Out & About with Kids editor Angela Saurine is one of countless Australians who waited nearly three months for her son’s first passport – almost twice as long as the six weeks the government is advising
When Australia’s international borders finally reopened after nearly two years of travel restrictions I, like many others, was excited.
Much as I love my homeland, after being trapped on our golden shores throughout the COVID-19 pandemic, I was suddenly craving that feeling of being in an exotic destination once again.
Enticed by news footage of people returning to Fiji and an amazing deal, I quickly booked a trip for mid-year, hoping the PCR tests that added to the cost of an overseas holiday would be a thing of the past by the time we travelled.
Warned of long processing times as everyone rushed to renew their expired passports, I set about filling out forms for myself and my four-year-old son Oliver early in the year.
When floods decimated much of northern NSW in late February, leading to my local post office being without internet for a week, I drove 20 minutes to Byron Bay to lodge them. I didn’t want to risk waiting another day.
I was pleasantly surprised when my passport arrived within two weeks of applying. There was no word on Oliver’s, but I knew kids’ first passports could take longer due to extra security checks and we had plenty of time, so I wasn’t too worried.
But around eight weeks in, I was getting nervous. I tried calling the passport office for an update. After more than an hour on hold, the line went dead. Every other time I tried to ring, I was confronted with a message saying they were experiencing a high volume of calls before the line fell silent. With no email address on the Australian Passport Office website, I was at a loss.
A couple of weeks later, with our travel date looming, I posted about my frustration on Facebook. One friend who’d faced a similar issue recommended I call the passport office at 8am on the dot.
The next morning — a Tuesday — I did just that, and after 45 minutes on hold finally got a person on the other end of the line.
She confirmed the passport application was overdue and said she would mark it as a priority. Even then it could take three days, she said, plus up to seven days to arrive by registered post. It might just make it in time.

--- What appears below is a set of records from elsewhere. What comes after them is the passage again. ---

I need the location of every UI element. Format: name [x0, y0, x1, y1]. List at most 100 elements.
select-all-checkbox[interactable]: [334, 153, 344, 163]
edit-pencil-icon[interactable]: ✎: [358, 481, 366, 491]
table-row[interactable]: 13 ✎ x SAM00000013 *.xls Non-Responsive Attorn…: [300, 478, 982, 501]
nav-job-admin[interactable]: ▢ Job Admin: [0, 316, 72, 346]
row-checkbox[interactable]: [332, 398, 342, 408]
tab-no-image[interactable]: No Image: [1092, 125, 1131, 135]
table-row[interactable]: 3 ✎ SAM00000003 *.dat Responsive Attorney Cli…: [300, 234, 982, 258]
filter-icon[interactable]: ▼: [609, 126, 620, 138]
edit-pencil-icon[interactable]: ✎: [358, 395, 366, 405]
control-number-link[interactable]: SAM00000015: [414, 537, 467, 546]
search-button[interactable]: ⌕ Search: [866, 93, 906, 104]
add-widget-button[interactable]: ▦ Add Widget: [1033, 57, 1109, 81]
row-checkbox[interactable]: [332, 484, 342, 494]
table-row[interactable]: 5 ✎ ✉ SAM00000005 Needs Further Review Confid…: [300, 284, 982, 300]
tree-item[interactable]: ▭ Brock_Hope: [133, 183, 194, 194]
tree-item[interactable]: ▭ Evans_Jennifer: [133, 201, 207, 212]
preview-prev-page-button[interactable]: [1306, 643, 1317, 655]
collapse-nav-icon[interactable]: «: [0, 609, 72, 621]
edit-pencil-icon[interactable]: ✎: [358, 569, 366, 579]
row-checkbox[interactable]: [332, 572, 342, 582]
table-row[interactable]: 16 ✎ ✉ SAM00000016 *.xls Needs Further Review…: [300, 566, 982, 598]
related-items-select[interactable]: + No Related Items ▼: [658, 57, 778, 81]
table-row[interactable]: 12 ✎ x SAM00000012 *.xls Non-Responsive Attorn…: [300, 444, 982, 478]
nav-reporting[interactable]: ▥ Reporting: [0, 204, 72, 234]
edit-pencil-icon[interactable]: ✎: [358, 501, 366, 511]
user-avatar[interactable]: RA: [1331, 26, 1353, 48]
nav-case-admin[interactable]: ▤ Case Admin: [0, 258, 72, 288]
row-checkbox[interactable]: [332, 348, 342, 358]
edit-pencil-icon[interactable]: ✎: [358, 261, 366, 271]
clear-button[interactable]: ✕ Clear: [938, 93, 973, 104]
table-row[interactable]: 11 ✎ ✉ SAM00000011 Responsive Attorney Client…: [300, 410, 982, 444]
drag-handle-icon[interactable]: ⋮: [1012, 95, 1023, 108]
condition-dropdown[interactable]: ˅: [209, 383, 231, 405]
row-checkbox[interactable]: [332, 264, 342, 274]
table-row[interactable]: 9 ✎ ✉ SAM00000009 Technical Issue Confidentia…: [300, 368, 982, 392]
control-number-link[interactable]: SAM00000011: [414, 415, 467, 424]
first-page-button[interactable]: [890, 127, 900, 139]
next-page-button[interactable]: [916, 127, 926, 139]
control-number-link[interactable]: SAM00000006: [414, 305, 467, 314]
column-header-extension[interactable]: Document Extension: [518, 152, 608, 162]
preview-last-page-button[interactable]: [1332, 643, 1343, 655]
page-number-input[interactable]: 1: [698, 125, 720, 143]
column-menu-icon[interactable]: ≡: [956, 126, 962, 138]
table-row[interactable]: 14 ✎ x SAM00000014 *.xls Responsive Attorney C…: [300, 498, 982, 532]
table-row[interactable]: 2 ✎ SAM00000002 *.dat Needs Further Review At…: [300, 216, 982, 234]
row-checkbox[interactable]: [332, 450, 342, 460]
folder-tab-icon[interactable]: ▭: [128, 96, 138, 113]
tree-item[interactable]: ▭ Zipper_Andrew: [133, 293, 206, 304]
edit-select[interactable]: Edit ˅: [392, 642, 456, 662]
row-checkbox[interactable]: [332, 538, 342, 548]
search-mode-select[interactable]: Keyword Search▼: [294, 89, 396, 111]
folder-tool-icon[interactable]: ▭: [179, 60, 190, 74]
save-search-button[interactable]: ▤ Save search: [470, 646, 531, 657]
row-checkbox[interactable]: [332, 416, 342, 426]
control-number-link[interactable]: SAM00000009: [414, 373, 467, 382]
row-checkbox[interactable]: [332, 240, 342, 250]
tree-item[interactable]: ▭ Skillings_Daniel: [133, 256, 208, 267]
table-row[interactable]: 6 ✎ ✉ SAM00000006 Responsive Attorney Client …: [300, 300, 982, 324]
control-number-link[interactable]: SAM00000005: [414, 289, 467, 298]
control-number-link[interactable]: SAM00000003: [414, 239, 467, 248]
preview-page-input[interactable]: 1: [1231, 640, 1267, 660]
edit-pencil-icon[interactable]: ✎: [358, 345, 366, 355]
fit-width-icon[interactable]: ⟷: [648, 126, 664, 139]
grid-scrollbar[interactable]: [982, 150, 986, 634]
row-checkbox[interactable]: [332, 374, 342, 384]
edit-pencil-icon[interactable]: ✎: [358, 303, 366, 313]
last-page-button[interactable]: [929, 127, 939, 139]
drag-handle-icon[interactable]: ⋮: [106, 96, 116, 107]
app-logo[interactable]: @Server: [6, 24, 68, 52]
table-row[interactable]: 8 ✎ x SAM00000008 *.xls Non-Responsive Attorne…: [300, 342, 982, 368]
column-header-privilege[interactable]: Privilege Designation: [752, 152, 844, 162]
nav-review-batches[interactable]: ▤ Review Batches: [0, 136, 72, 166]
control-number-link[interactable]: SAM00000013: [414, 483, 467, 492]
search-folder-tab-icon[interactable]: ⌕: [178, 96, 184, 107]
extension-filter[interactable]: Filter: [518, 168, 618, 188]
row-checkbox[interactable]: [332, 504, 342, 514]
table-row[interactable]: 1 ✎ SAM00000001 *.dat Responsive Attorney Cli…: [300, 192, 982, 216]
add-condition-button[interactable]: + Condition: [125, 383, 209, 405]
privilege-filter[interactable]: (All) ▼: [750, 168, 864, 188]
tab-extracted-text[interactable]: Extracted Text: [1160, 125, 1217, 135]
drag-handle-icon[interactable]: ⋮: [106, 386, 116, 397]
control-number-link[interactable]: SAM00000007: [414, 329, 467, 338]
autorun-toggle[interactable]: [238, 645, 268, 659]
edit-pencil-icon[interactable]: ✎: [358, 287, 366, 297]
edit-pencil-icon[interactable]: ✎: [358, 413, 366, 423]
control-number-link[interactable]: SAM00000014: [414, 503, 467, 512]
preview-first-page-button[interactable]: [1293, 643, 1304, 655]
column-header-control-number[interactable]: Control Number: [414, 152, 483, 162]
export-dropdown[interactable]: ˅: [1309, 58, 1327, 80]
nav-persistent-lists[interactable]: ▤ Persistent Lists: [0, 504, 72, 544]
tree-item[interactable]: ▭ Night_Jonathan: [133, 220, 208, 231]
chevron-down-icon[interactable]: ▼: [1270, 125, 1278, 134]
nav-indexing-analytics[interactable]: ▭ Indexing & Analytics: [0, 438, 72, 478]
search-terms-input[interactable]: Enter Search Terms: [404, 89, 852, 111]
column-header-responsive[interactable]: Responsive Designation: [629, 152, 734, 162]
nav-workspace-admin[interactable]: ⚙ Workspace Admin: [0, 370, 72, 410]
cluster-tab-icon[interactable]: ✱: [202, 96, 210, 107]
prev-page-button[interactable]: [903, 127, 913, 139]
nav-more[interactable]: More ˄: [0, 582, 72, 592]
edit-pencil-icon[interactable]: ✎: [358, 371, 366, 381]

Six working days later I still hadn’t received a text or email saying it had been dispatched, so I called again at 8am and got through after another 45 minutes on hold. “Oh yes,” the lovely girl said. “I can see it was listed as a priority on such and such a date, but no action has been taken since that time.” She asked when we were travelling. “On Saturday,” I said. “I have to be honest with you,” she replied. “Even if it was processed today, it wouldn’t make it to regional Australia in time.” Collecting it from the Sydney office —an eight-hour drive away — wasn’t a viable option. We were flying out of Brisbane — a two-hour drive away — so she said suggested collecting it from there instead, and marked it as urgent. It meant missing another day’s work to pick it up the day before we flew, and a night in Brisbane, but it was the only way.
By now, however, my faith was lost. It was getting too close for comfort, so I contacted MyFiji, who I had booked through, and pushed the trip back by a week to buy some time. In the end, the passport was ready for collection the day before we were originally due to fly, but I’m glad I postponed (despite having to pay a $110 change fee) for peace of mind.
I’d heard horror stories of people waiting in queues at the Sydney passport office for up to five hours only to be turned away, so I was dreading collection day. Luckily, it only took around 20 minutes to pick up from Brisbane.
It’s hard to believe the Department of Foreign Affairs and Trade is still advising people to allow six weeks for processing, when ours took nearly double that (with pestering!). There also seems to be no rhyme nor reason. Families are not processed together. Some are coming within two weeks (even kids’ first passports), while others are taking up to 12. It would make sense to have someone sort passports upon arrival to ensure those with the earliest travel dates were processed first. But it appears that nobody looks at the date until it’s picked up for processing. Why have the question on the form at all?
I understand that countries around the world are overwhelmed as people who let their passport expire during COVID rush to get new ones, with many people keen to reunite with family members overseas. But surely the government should have seen this coming and trained and redeployed staff? It feels like the RAT fiasco all over again.
We eventually made it to Fiji and had a fantastic time. I just could have done without all the added stress in the lead-up.